As for Mr. Downey, he’s Peter, who’s the more uptight businessman who needs to get home in time to witness the birth of his firstborn. To be honest, even though Mr. Downey’s so charismatic and he can make the most out of every single character he gets, I didn’t really connect to this character nearly as much as I did to Ethan, and I thought the jokes he got were a total disservice to Mr. Downey.

So yeah, the two meet at the airport and after a confrontation on board of the plane they are forced to get out of it, and they then get themselves on a roadtrip from coast to coast together. There are obviously a huge amount of obstacles that come their way. Juliette Lewis appears as a premium-quality pot dealer. And so does Jamie Foxx, as an ex-football player who’s a best friend to Peter and who, we discover, may or may not be the actual father of Peter’s unborn baby. Now, I get why to bring Jamie Foxx on board, he and Mr. Downey played off each other real well in The Soloist and they’re very good friends in reality, but there was something about his character, Darryl, that I didn’t quite like, he just felt a bit like overkill.

There is obviously some good raunchy humor, but we’ve come to expect that from Mr. Phillips already, and the thing is that, unlike The Hangover, while this one still has some huge laughs they are not sustained by a good story and good characters. That’s what kills the movie, and I realize this review may have sounded a bit too negative but I was just expecting so much more. I mean it was nice to see these two on screen together, and we also got to see the always awesome and always beautiful Michelle Monaghan as Peter’s wife, but there was no real character development during this ride. And the relationship between Peter and Ethan even though it ‘evolved’ on the surface had no real deeper development. There are laughs, but there is no profound insight, no underlying sweetness to the film, and that will do nothing for this film because you’ll still have fun at it, but it will get you do notice just how special a film Planes, Trains and Automobiles really is.

Grade: B

Repo Men

9 Apr

Title: Repo Men
Year: 2010
Director: Miguel Sapochnik
Writers: Eric Garcia and Garrett Lerner
Starring: Jude Law, Forest Whitaker, Liev Schrieber, Alice Braga, Carice van Houten, Chandler Canterbury, RZA
MPAA Rating: R, strong bloody violence, grisly images, language and some sexuality/nudity
Runtime: 111 min
Major Awards:
IMDb Rating: 6.3
Rotten Tomatoes: 23%

The concept of Repo Men is interesting, Law and Whitaker are both really capable actors, but the script is horrible, the direction is completely uninspired and the gore is excessive, actually not excessive, I don’t believe there’s such a thing as excessive gore, more like, completely and utterly unnecessary. It’s set in the future when organs can be actually bought on credit, but they can also be repossessed should the payment not be met. And by repossessed I mean that if you don’t pay for three months a Repo Man will come to your house shoot you, open you up, take the organ back and leave. Not even kidding.

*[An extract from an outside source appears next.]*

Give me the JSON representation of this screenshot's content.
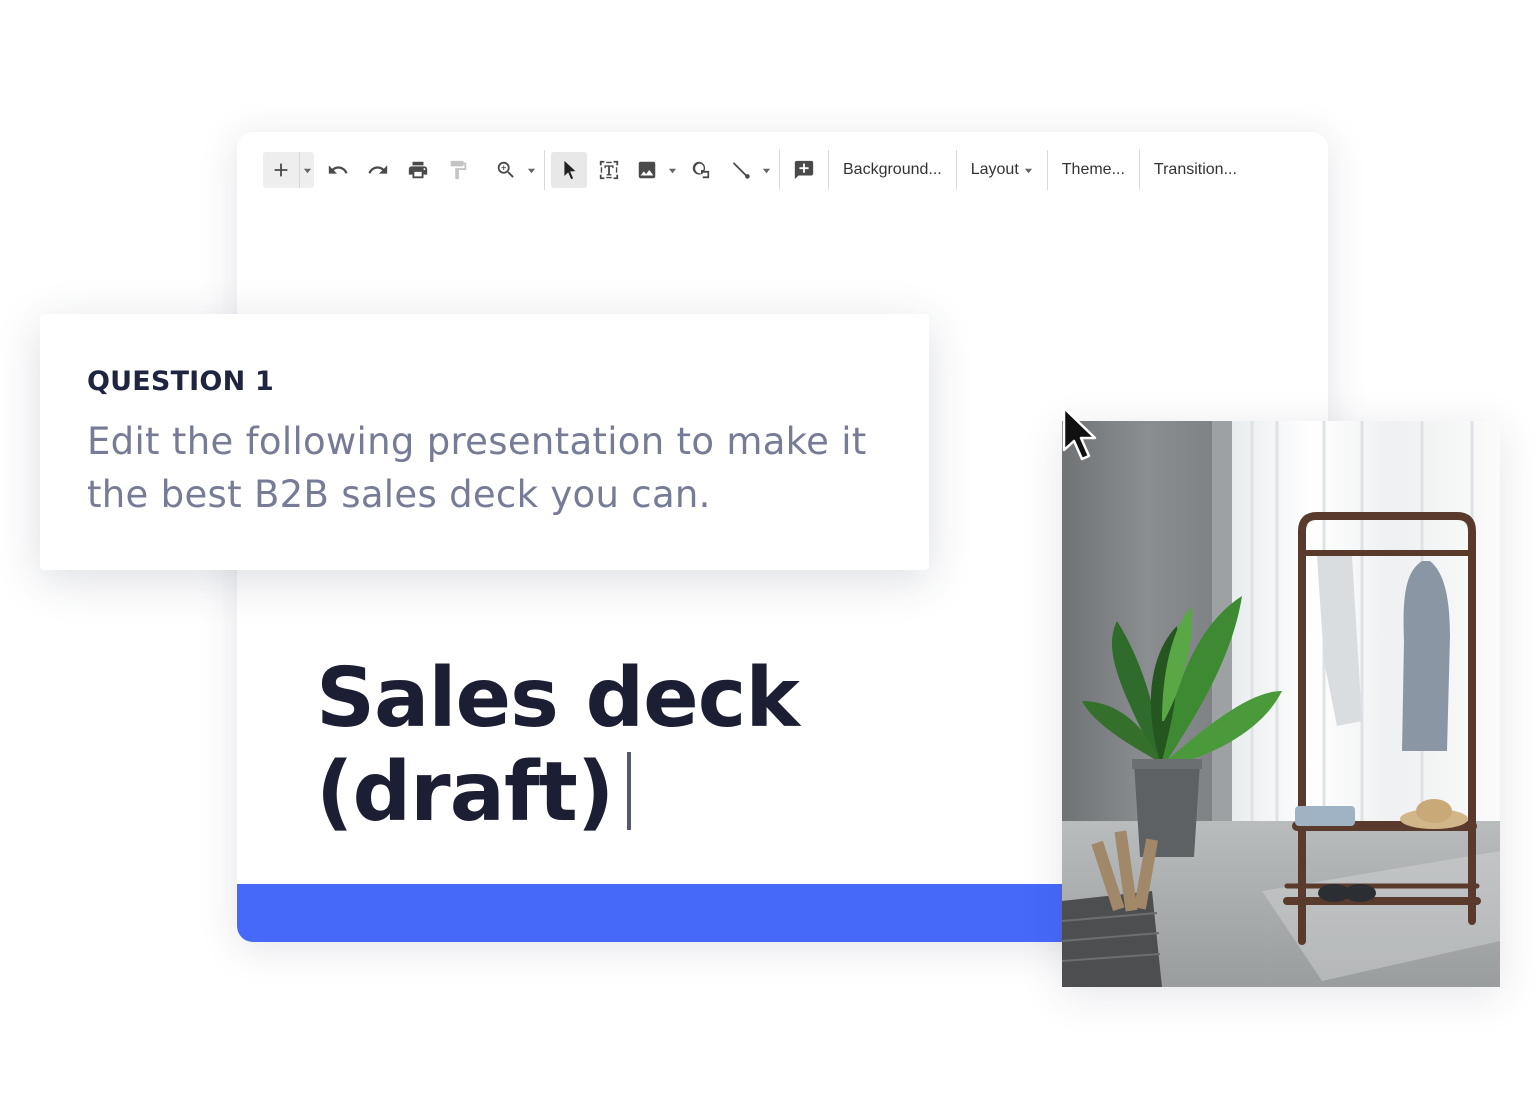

I just don’t know what Repo Men wanted to be, I really don’t, it takes itself super seriously with the music and the chases, shit, I don’t know, I just didn’t get it for what it tried to be, a case could be made that if the world was actually like that this film would be a satire, because it takes themselves so seriously that it is funny, the amount of gore is truly too much, so much in fact that it’s funny to see, and the actors in the midst of all this ridicule act it all out as though they were in a Victorian drama.

And I do think that the director ultimately approached this as a satire, I sure as hell hope he did, and it’s a decision that, if that’s actually the decision he took, I won’t criticize at all, I think it was the right way to do this one, but the fact is that it doesn’t act as though it knew it were a satire, it treats itself seriously, and gets bogged down with stupidly excessive action sequences and at one point even tries to be emotional. And emotional it’s not, unless you count anger because you wasted a couple of hours of your life on it. I am, however, giving it a barely passing grade, because at least the premise was interesting, and the film could have been too, had its director and script not let us down.